Australia to meet Paris climate targets
Australia is on track to meet its carbon emissions target under the Paris Climate accord five years earlier than expected. The country is installing renewable energy and closing down ageing coal plants for electricity.
The Paris Agreement is within the United Nations Framework Convention on Climate Change (UNFCCC), dealing with greenhouse-gas-emissions mitigation, adaptation, and finance, starting in the year 2020.195 UNFCCC members have signed the agreement, and 184 have become party to it.
The central aim of the agreement is to strengthen global response to the threat of climate change - by keeping global temperature rise this century below 2 degrees Celsius and pursue efforts to limit it to 1.5 degrees Celsius. Under the Paris Agreement, each country must determine, plan, and regularly report on the contribution that it undertakes to mitigate global warming.
In Australia, burning of coal for electricity produces 29% of total greenhouse gas emissions. 60% of the nation's electricity is currently produced in coal-fired power stations. Coal mining has been criticized by members of the environmental movement due to carbon dioxide emissions during combustion.
Australia is installing renewable energy faster than any other country, a trend that will allow Australia to meet its economy-wide Paris targets five years ahead of schedule if politics doesn’t derail the trend. Australia is currently installing renewable power four or five times per capita faster than the European Union, Japan, China and the United States.
While emissions have been rising across the economy since the Abbott government repealed the carbon price after winning government in 2013, they have been falling in the electricity sector because of the closure of ageing coal plants and the rapid uptake of renewables.
Several wind and solar farms have been opened and there is rapid growth in the installation of rooftop solar panels. Based on the new renewable energy that has started in Australia since last June, emissions will drop sharply from the power sector, offsetting possible increases from other sectors, such as transport and farms.
ANU Professor Andrew Blakers said that trend is expected to continue, unless politics intervenes. “The electricitysector is on track to deliver Australia’s entire Paris emissions reduction targets five years early, in 2025 – without the need for any creative accounting,” he says.“Australia is on track to reach 50% renewable electricity in 2024 and 100% by 2032,” he says. “The Australian renewable energy experience offers real hope for rapid global emissions reductions to preserve a living planet.”
According to research notes till June 2018, total Australian emissions increased by 3.4 mega tonnes substantially due to increased liquefied natural gas exports, but it predicts that will moderate “because of stabilisation of emissions from LNG, the government’s Direct Action program and increased uptake of electric water heaters and electric vehicles”.
To meet Australia’s Paris Climate accord commitment to cut carbon emissions by 26 % to 28 % by 2030, emissions would have to fall to between 430 million and 442 million tonnes of CO2 equivalent.

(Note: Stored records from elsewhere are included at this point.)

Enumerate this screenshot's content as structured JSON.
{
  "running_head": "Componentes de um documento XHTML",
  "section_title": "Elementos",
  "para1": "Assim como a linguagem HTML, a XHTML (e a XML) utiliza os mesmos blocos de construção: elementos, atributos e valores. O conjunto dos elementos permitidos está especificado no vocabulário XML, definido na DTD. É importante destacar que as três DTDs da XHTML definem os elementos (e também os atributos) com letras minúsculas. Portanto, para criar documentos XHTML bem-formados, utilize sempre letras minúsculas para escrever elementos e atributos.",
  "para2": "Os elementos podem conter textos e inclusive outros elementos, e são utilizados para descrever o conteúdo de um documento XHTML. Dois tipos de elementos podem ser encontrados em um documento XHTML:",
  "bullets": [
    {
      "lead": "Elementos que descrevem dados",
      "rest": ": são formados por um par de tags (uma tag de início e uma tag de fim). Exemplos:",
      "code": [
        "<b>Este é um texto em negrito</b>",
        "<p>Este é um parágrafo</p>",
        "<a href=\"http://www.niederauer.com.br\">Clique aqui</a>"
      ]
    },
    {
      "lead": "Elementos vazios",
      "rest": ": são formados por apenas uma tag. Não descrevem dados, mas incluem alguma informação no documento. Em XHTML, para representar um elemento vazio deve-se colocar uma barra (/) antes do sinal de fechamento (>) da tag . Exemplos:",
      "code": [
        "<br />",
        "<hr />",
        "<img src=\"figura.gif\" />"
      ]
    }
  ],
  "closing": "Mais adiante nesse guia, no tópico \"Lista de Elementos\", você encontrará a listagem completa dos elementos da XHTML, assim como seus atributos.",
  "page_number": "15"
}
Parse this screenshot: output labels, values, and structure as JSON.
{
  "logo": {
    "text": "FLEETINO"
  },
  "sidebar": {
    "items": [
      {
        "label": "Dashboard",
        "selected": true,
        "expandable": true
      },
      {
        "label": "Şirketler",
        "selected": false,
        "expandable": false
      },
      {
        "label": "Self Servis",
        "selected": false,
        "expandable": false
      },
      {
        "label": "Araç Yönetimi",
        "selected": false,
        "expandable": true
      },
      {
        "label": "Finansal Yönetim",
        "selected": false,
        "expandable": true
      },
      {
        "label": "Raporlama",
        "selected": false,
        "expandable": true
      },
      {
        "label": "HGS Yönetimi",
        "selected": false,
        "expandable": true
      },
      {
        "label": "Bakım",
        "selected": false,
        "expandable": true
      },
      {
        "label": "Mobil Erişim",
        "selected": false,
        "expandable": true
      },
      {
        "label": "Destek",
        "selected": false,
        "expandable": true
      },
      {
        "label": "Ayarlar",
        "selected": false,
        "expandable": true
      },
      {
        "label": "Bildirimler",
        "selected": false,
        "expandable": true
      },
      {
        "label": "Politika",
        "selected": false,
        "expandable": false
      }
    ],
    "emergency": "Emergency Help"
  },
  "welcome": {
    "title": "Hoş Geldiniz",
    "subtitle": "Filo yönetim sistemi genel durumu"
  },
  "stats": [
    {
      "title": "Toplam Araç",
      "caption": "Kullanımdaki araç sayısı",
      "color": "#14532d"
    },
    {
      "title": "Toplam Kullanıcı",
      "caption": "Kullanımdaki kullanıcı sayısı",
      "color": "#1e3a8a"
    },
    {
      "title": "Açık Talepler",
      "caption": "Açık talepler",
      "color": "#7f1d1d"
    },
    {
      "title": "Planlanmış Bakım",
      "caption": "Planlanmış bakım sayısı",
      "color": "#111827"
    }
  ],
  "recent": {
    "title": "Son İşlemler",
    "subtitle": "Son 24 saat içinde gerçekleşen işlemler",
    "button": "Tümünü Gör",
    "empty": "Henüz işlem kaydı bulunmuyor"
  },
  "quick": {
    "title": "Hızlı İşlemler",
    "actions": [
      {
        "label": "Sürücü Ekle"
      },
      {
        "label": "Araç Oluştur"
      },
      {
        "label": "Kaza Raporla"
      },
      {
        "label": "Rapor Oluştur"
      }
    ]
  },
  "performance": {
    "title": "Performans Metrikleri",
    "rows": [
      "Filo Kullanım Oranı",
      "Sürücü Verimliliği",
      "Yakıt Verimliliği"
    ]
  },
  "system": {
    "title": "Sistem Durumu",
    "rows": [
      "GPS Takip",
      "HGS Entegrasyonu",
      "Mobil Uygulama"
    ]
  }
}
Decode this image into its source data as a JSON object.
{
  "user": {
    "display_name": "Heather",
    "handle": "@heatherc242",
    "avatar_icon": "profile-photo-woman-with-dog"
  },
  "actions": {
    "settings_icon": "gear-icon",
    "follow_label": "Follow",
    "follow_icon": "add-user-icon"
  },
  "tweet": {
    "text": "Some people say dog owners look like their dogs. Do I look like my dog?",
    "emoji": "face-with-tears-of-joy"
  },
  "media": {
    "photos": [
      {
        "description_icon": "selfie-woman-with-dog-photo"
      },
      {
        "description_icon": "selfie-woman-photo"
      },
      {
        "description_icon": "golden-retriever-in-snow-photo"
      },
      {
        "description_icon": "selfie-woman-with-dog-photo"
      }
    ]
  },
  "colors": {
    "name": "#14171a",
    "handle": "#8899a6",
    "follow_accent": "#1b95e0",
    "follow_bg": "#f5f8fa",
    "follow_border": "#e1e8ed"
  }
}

As of the end of 2017, emissions had risen to 553.7 million tonnes of CO2 equivalent, according to data from Australia’s National Greenhouse Gas Inventory.
The Morrison government has flagged using a controversial underwriting program to have taxpayers subsidise new coal plants. The energy minister, Angus Taylor, has signalled that new plants could be indemnified against the future risk of a carbon price. A mix of coal power plants, pumped hydro and gas-fired power have been presented to the government as options for new electricity generation. The government is pursuing new projects to ensure sufficient dispatchable power is available to the grid to ensure power can be delivered reliably around the clock.
In 2018, UN Intergovernmental Panel on Climate Change reported that nations must stop using coal by 2050 to avoid increasing the global temperature by more than 1.5C and would require a "global transformation" of all sectors of the economy. Morrison government rejected the report’s call to phase out all coal fire power, claiming renewable energy cannot replace baseload coal power. Coal mining is vital for Australia because it provides for electricity and is a major component of exports.
Our assessment is that Australia is heavily dependent on coal-fired power for electricity and this is a major component of their exports. It also supports the jobs of many Australians. We believe that the Australian Government will have to implement better regulations on how to connect new utility-scale solar and wind farms to the grid. We feel that the State Governments are unlikely to approve projects that do not have sufficient backup storage attached to it.